Revisiting Gradient Staleness: Evaluating Distance Metrics for Asynchronous Federated Learning Aggregation
This work addresses the problem of degraded convergence and accuracy due to gradient staleness in asynchronous federated learning for practitioners deploying such systems.
This paper explores alternative distance metrics beyond Euclidean distance to measure gradient staleness in asynchronous federated learning. By integrating these metrics into the aggregation process, the authors demonstrate that certain metrics lead to more robust and efficient training, improving convergence speed, model performance, and training stability.

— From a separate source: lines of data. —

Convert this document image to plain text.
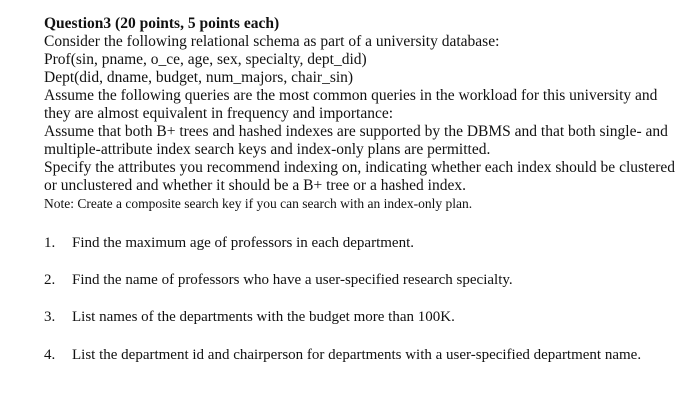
Question3 (20 points, 5 points each)

Consider the following relational schema as part of a university database:

Prof(sin, pname, o_ce, age, sex, specialty, dept_did)

Dept(did, dname, budget, num_majors, chair_sin)

Assume the following queries are the most common queries in the workload for this university and they are almost equivalent in frequency and importance:

Assume that both B+ trees and hashed indexes are supported by the DBMS and that both single- and multiple-attribute index search keys and index-only plans are permitted.

Specify the attributes you recommend indexing on, indicating whether each index should be clustered or unclustered and whether it should be a B+ tree or a hashed index.

Note: Create a composite search key if you can search with an index-only plan.

1. Find the maximum age of professors in each department.
2. Find the name of professors who have a user-specified research specialty.
3. List names of the departments with the budget more than 100K.
4. List the department id and chairperson for departments with a user-specified department name.
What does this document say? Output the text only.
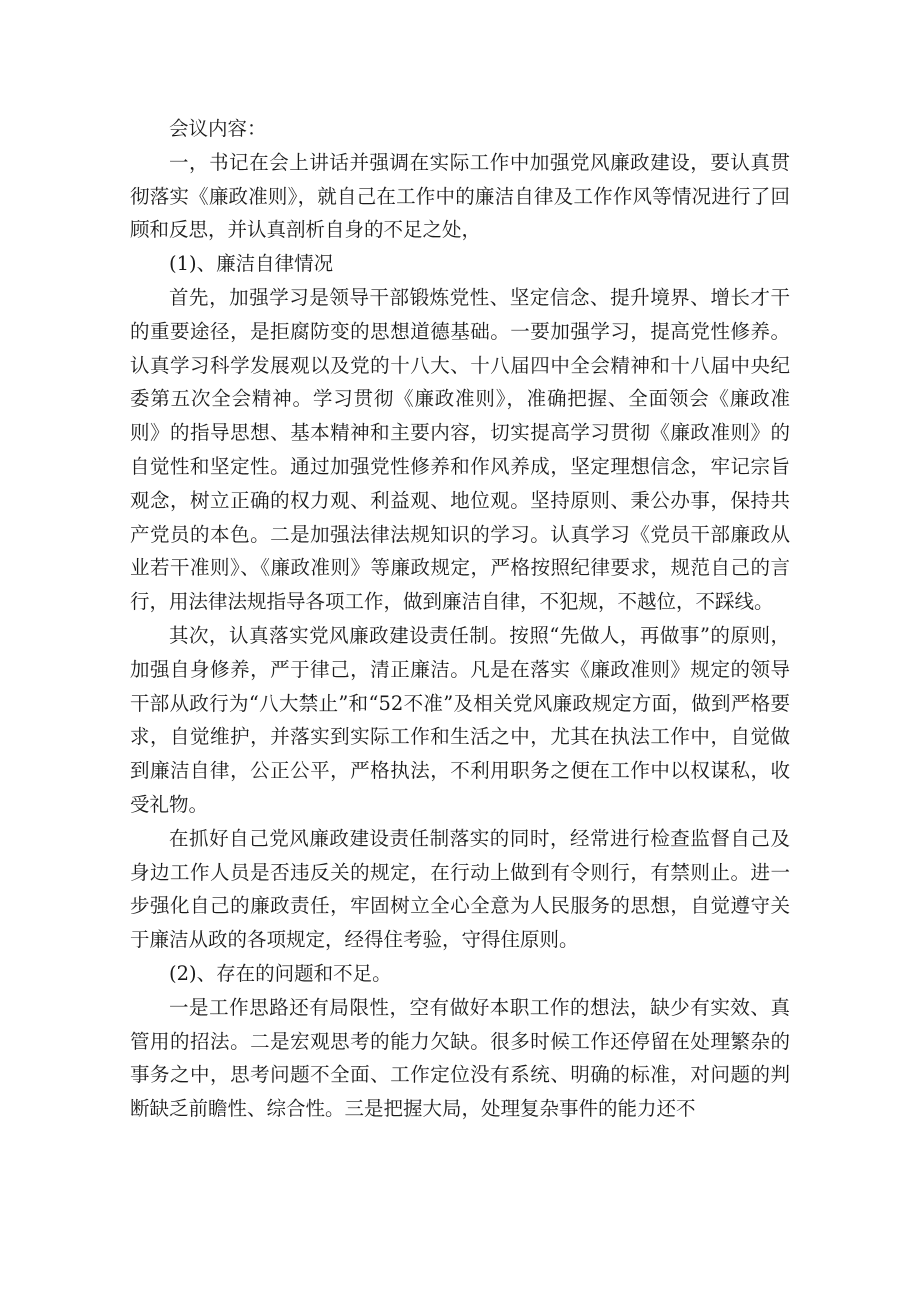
会议内容：

一，书记在会上讲话并强调在实际工作中加强党风廉政建设，要认真贯彻落实《廉政准则》，就自己在工作中的廉洁自律及工作作风等情况进行了回顾和反思，并认真剖析自身的不足之处，

(1)、廉洁自律情况

首先，加强学习是领导干部锻炼党性、坚定信念、提升境界、增长才干的重要途径，是拒腐防变的思想道德基础。一要加强学习，提高党性修养。认真学习科学发展观以及党的十八大、十八届四中全会精神和十八届中央纪委第五次全会精神。学习贯彻《廉政准则》，准确把握、全面领会《廉政准则》的指导思想、基本精神和主要内容，切实提高学习贯彻《廉政准则》的自觉性和坚定性。通过加强党性修养和作风养成，坚定理想信念，牢记宗旨观念，树立正确的权力观、利益观、地位观。坚持原则、秉公办事，保持共产党员的本色。二是加强法律法规知识的学习。认真学习《党员干部廉政从业若干准则》、《廉政准则》等廉政规定，严格按照纪律要求，规范自己的言行，用法律法规指导各项工作，做到廉洁自律，不犯规，不越位，不踩线。

其次，认真落实党风廉政建设责任制。按照“先做人，再做事”的原则，加强自身修养，严于律己，清正廉洁。凡是在落实《廉政准则》规定的领导干部从政行为“八大禁止”和“52不准”及相关党风廉政规定方面，做到严格要求，自觉维护，并落实到实际工作和生活之中，尤其在执法工作中，自觉做到廉洁自律，公正公平，严格执法，不利用职务之便在工作中以权谋私，收受礼物。

在抓好自己党风廉政建设责任制落实的同时，经常进行检查监督自己及身边工作人员是否违反关的规定，在行动上做到有令则行，有禁则止。进一步强化自己的廉政责任，牢固树立全心全意为人民服务的思想，自觉遵守关于廉洁从政的各项规定，经得住考验，守得住原则。

(2)、存在的问题和不足。

一是工作思路还有局限性，空有做好本职工作的想法，缺少有实效、真管用的招法。二是宏观思考的能力欠缺。很多时候工作还停留在处理繁杂的事务之中，思考问题不全面、工作定位没有系统、明确的标准，对问题的判断缺乏前瞻性、综合性。三是把握大局，处理复杂事件的能力还不
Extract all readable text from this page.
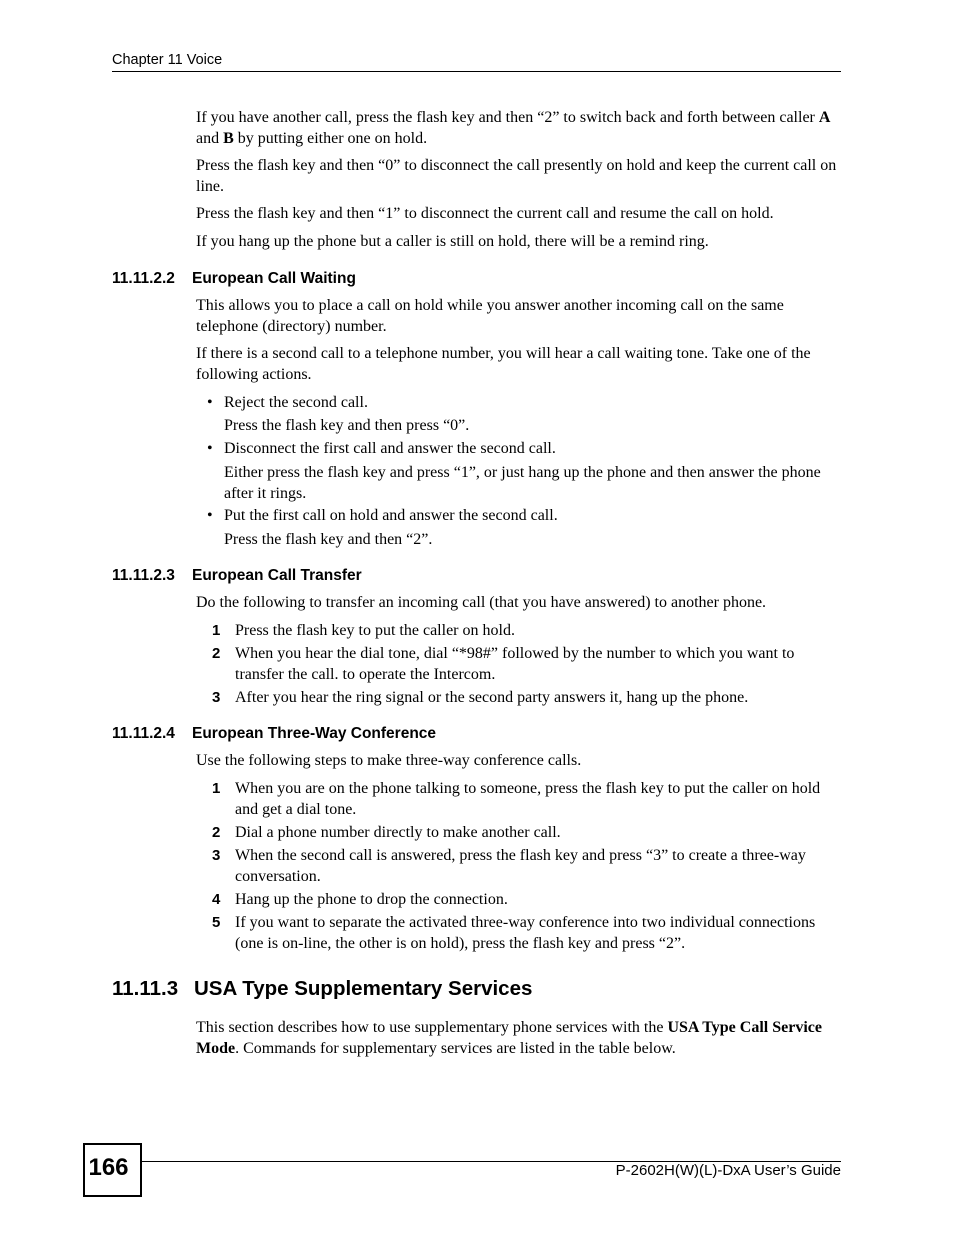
Chapter 11 Voice
If you have another call, press the flash key and then “2” to switch back and forth between caller A and B by putting either one on hold.
Press the flash key and then “0” to disconnect the call presently on hold and keep the current call on line.
Press the flash key and then “1” to disconnect the current call and resume the call on hold.
If you hang up the phone but a caller is still on hold, there will be a remind ring.
11.11.2.2 European Call Waiting
This allows you to place a call on hold while you answer another incoming call on the same telephone (directory) number.
If there is a second call to a telephone number, you will hear a call waiting tone. Take one of the following actions.
• Reject the second call.
Press the flash key and then press “0”.
• Disconnect the first call and answer the second call.
Either press the flash key and press “1”, or just hang up the phone and then answer the phone after it rings.
• Put the first call on hold and answer the second call.
Press the flash key and then “2”.
11.11.2.3 European Call Transfer
Do the following to transfer an incoming call (that you have answered) to another phone.
1 Press the flash key to put the caller on hold.
2 When you hear the dial tone, dial “*98#” followed by the number to which you want to transfer the call. to operate the Intercom.
3 After you hear the ring signal or the second party answers it, hang up the phone.
11.11.2.4 European Three-Way Conference
Use the following steps to make three-way conference calls.
1 When you are on the phone talking to someone, press the flash key to put the caller on hold and get a dial tone.
2 Dial a phone number directly to make another call.
3 When the second call is answered, press the flash key and press “3” to create a three-way conversation.
4 Hang up the phone to drop the connection.
5 If you want to separate the activated three-way conference into two individual connections (one is on-line, the other is on hold), press the flash key and press “2”.
11.11.3 USA Type Supplementary Services
This section describes how to use supplementary phone services with the USA Type Call Service Mode. Commands for supplementary services are listed in the table below.
166	P-2602H(W)(L)-DxA User’s Guide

In asynchronous federated learning (FL), client devices send updates to a central server at varying times based on their computational speed, often using stale versions of the global model. This staleness can degrade the convergence and accuracy of the global model. Previous work, such as AsyncFedED, proposed an adaptive aggregation method using Euclidean distance to measure staleness. In this paper, we extend this approach by exploring alternative distance metrics to more accurately capture the effect of gradient staleness. We integrate these metrics into the aggregation process and evaluate their impact on convergence speed, model performance, and training stability under heterogeneous clients and non-IID data settings. Our results demonstrate that certain metrics lead to more robust and efficient asynchronous FL training, offering a stronger foundation for practical deployment.